A remoção do primeiro tumor foi seguida de pesquisa da cadeia ganglionar mais próxima, seguindo o protocolo médico. Foi detectado um linfonodo comprometido na região da virilha. O parto foi antecipado. Luna nasceu em 8 de fevereiro de 2012. A placenta foi examinada e estava livre de metástase.

“Pacientes com melanoma e gravidez devem ter a placenta e o bebê examinados na hora do parto, pois existe a possibilidade de metástase na criança”, diz Milton Barros, coordenador clínico do Centro de Referência em Tumores de Pele do hospital A. C. Camargo, em São Paulo.

Logo após a recuperação da cesárea, Azália foi submetida ao esvaziamento ganglionar da região inguinal direita; havia tecido tumoral em grande parte dos linfonodos.

“Não pude amamentar minha filha. Comecei imediatamente, em Campinas, o tratamento com interferon.”

A droga, usada há décadas para tratar melanoma, faz parte de um grupo de substâncias produzidas pelo organismo para mediar a resposta imunológica. Sua presença em grande quantidade potencializa a resposta imune, inibindo a proliferação de células cancerígenas. Era uma das terapias utilizadas no país àquela altura, embora já existissem outras mais eficientes.

O tratamento durou oito meses, com alguns efeitos colaterais e aparente bom resultado clínico. Não havia mais tumor detectável, e Azália passou a fazer acompanhamento médico semestral com exames de sangue, PET scan e ressonância magnética do crânio. Permaneceu sem sinais da doença por mais de dois anos.

No retorno ao médico em fevereiro de 2015, “a casa caiu”, resume o marido. Havia dois nódulos, um em cada pulmão, que biopsias revelaram ser metástases do tumor operado em 2012.

A princípio, houve indicação de ressecção cirúrgica dos tumores. A família saiu em busca de novas opiniões, num périplo que os conduziu ao hospital A.C. Camargo, centro de referência no tratamento oncológico.

Ali Azália iniciou tratamento com ipilimumabe, droga do grupo de medicamentos chamados imunoterápicos, que acionam o sistema imunológico de forma seletiva, para que o próprio organismo combata o tumor.

Aprovados para uso no Brasil ao longo da última década, os imunoterápicos, ao lado das terapias-alvo, revolucionaram o tratamento e o prognóstico de vários tipos de tumores, notadamente o melanoma e o câncer de pulmão.

O tratamento não teve o efeito esperado e a doença avançou. Em julho de 2015, apareceram múltiplas metástases em órgãos como vesícula, fígado, pulmão e cérebro. O tumor cerebral pôde ser tratado com radiocirurgia, técnica sem cortes que utiliza feixes de radiação em dose única direcionados de forma precisa ao tumor.

Havia indicação para tratamento com outro imunoterápico, o nivolumabe, que ainda não tinha sido aprovado no Brasil para uso terapêutico. O hospital realizava um estudo clínico com a droga, ao qual Azália foi incorporada, iniciando o tratamento em setembro de 2015.
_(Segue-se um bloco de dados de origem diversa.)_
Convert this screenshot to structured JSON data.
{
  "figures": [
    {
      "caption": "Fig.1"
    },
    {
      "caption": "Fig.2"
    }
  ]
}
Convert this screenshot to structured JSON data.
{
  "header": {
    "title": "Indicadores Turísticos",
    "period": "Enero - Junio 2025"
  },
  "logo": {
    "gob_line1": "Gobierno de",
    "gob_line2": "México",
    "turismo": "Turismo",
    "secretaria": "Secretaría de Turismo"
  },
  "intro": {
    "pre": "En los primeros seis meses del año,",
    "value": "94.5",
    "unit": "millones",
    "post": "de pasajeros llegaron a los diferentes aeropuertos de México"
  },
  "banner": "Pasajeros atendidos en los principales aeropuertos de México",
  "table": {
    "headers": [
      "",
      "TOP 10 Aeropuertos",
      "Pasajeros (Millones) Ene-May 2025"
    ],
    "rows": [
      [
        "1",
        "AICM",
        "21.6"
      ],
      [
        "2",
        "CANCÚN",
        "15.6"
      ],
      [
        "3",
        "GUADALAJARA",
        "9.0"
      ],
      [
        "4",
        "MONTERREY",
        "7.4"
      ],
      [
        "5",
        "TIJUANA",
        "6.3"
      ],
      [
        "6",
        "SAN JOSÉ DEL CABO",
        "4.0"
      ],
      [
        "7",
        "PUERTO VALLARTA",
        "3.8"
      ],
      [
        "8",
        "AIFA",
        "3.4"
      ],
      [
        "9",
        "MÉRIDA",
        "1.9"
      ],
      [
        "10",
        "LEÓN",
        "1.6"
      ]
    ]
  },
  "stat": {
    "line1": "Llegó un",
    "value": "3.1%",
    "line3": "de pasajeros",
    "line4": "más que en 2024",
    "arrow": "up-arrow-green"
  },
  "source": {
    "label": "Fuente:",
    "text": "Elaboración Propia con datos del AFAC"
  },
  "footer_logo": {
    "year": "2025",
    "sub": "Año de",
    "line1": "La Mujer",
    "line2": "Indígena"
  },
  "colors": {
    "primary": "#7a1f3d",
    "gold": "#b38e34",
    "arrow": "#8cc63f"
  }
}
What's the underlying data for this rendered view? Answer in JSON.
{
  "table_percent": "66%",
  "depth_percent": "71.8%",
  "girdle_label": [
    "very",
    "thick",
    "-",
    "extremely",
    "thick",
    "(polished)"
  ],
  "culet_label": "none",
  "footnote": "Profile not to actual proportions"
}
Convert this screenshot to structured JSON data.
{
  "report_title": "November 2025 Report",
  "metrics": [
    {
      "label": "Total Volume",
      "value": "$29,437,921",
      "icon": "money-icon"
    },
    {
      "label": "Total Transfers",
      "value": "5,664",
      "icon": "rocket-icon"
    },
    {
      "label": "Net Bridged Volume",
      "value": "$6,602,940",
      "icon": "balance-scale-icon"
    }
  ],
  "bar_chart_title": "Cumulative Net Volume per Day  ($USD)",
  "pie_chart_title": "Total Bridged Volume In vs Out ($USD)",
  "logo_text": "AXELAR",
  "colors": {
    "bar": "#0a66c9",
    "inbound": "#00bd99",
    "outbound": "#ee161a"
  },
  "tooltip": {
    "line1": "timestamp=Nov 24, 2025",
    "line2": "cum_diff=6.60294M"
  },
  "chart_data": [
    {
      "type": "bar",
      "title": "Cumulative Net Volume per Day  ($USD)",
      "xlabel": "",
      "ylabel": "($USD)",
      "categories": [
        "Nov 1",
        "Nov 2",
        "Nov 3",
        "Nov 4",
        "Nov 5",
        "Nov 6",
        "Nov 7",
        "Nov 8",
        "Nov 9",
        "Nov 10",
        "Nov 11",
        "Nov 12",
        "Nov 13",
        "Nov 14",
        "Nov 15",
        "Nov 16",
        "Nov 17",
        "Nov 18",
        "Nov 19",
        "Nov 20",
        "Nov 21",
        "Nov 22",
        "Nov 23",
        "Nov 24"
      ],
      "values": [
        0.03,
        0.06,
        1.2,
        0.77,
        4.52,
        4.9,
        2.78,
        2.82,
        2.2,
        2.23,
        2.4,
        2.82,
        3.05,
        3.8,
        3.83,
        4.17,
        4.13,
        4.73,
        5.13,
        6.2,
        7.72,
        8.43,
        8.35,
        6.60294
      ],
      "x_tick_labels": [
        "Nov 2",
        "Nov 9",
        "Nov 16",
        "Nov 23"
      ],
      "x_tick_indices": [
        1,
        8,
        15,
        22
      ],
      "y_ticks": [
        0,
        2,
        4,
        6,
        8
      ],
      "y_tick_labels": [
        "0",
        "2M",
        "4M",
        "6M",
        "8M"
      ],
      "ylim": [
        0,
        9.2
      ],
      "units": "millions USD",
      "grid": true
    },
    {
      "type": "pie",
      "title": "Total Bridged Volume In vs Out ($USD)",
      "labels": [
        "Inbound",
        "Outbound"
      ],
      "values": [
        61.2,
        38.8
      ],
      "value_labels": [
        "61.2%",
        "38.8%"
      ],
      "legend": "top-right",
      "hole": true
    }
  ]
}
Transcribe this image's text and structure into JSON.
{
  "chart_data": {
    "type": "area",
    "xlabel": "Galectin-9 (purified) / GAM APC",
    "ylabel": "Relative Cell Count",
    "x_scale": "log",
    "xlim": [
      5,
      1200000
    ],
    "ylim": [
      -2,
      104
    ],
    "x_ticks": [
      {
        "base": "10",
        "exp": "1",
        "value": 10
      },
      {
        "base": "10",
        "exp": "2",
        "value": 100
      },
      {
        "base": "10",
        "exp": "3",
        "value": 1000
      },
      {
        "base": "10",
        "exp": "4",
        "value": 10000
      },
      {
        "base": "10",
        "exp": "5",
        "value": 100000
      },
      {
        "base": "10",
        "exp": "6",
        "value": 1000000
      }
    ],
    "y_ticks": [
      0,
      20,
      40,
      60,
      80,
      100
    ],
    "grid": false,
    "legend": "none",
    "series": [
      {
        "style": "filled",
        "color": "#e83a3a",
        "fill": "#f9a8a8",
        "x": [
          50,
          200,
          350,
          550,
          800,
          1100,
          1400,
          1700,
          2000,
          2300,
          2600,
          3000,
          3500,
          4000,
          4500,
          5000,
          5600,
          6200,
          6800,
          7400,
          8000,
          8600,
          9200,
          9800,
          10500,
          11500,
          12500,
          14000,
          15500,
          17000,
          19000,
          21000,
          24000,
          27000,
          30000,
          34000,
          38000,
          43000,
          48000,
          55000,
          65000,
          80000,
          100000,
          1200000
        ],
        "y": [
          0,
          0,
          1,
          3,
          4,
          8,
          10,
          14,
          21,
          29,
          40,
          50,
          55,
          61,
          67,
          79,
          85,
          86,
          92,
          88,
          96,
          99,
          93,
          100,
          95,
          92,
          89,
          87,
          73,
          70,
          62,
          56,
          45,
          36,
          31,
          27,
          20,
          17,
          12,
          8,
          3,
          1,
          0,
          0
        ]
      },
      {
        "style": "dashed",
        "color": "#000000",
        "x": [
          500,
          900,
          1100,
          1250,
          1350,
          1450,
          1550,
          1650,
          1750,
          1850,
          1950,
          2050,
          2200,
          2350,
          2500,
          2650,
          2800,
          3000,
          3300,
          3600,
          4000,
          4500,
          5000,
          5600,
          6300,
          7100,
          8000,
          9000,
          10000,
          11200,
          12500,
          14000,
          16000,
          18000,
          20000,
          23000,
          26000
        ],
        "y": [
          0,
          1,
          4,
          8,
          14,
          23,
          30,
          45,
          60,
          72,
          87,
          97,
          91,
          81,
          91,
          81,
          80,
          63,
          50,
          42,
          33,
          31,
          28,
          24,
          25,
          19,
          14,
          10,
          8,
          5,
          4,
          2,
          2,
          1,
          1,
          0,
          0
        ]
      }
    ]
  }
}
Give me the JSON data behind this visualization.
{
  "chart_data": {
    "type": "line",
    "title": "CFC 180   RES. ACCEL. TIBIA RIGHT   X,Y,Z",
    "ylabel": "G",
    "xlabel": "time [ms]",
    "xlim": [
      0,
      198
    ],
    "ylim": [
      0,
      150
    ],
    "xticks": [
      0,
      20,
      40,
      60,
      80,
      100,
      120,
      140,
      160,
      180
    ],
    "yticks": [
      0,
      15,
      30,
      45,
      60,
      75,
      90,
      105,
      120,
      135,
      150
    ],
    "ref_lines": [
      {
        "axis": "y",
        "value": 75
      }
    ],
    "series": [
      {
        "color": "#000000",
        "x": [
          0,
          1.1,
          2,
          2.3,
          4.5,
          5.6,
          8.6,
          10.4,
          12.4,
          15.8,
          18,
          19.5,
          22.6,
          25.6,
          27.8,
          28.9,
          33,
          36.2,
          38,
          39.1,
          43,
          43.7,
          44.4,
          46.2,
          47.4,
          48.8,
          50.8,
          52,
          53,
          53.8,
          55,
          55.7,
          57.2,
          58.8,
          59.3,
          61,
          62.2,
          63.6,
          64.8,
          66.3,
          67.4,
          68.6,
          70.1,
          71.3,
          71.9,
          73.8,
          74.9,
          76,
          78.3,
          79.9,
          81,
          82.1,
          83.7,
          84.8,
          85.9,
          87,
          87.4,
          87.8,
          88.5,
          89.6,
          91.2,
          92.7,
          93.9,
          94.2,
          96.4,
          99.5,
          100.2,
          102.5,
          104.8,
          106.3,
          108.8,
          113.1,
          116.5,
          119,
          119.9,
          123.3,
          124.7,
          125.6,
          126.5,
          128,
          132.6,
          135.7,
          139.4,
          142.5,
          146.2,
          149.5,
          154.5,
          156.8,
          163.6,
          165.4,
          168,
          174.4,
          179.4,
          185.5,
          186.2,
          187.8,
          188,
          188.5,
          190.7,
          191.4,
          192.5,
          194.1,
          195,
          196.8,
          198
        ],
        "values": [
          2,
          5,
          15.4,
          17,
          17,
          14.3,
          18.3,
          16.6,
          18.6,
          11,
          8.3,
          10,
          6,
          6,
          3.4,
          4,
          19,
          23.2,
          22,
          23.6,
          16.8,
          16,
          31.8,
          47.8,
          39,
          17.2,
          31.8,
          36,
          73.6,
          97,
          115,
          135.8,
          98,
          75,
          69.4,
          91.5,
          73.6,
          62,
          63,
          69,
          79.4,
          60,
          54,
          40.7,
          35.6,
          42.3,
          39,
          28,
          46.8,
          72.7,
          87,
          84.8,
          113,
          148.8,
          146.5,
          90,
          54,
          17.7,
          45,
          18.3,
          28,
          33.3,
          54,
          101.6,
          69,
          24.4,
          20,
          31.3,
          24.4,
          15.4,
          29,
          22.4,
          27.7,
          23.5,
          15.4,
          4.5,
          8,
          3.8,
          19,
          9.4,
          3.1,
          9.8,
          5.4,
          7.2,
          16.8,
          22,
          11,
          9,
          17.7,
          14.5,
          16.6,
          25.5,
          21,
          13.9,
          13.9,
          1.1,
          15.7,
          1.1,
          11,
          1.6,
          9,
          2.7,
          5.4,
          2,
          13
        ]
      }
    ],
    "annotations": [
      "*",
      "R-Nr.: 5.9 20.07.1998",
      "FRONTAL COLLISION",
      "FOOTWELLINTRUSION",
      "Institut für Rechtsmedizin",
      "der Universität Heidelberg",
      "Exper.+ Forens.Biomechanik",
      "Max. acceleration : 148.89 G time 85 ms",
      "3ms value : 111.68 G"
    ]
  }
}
Quatro dias após a primeira infusão, ela teve um AVC isquêmico. A equipe médica que a acompanhou afastou a possibilidade de alguma correlação entre os tratamentos e o acidente vascular. As infusões continuaram, a cada 21 dias. As reavaliações passaram a ser trimestrais.

Em maio de 2016 o nivolumabe foi aprovado pela Anvisa. Em julho Azália saiu do estudo e o tratamento continuou nas mesmas bases, pelo plano de saúde.

A última dose do tratamento foi em fevereiro de 2017. As metástases desapareceram. Os controles agora acontecem a cada quatro meses. No cérebro, persiste uma lesão residual de cerca de 3 mm, interpretada como tecido cicatricial do tumor operado em 2015. Do AVC ficou uma discreta alteração motora fina do lado direito.

Azália e a família moram atualmente em Poços de Caldas (MG). As filhas Zara, 10, e Luna, 8, sabem da sua doença e dão mostras de alguma ansiedade quando ela viaja para os retornos ao hospital. O casal não provoca o assunto com as meninas, mas se mantém atento para responder às perguntas, à medida que surgem. “Mas elas sabem, são muito ligadas à mãe”, diz Marco. “Estamos felizes, já são três anos.”

“A Azália não tem mais nada nos exames. Tratamos por um período ainda e tomamos a decisão de parar. Precisamos de mais tempo de observação, mas ela está virtualmente curada”, declara o oncologista Milton Barros. “A imunoterapia tem essa capacidade, um potencial curativo. Uma vez tendo dado certo, pode dar certo para sempre.”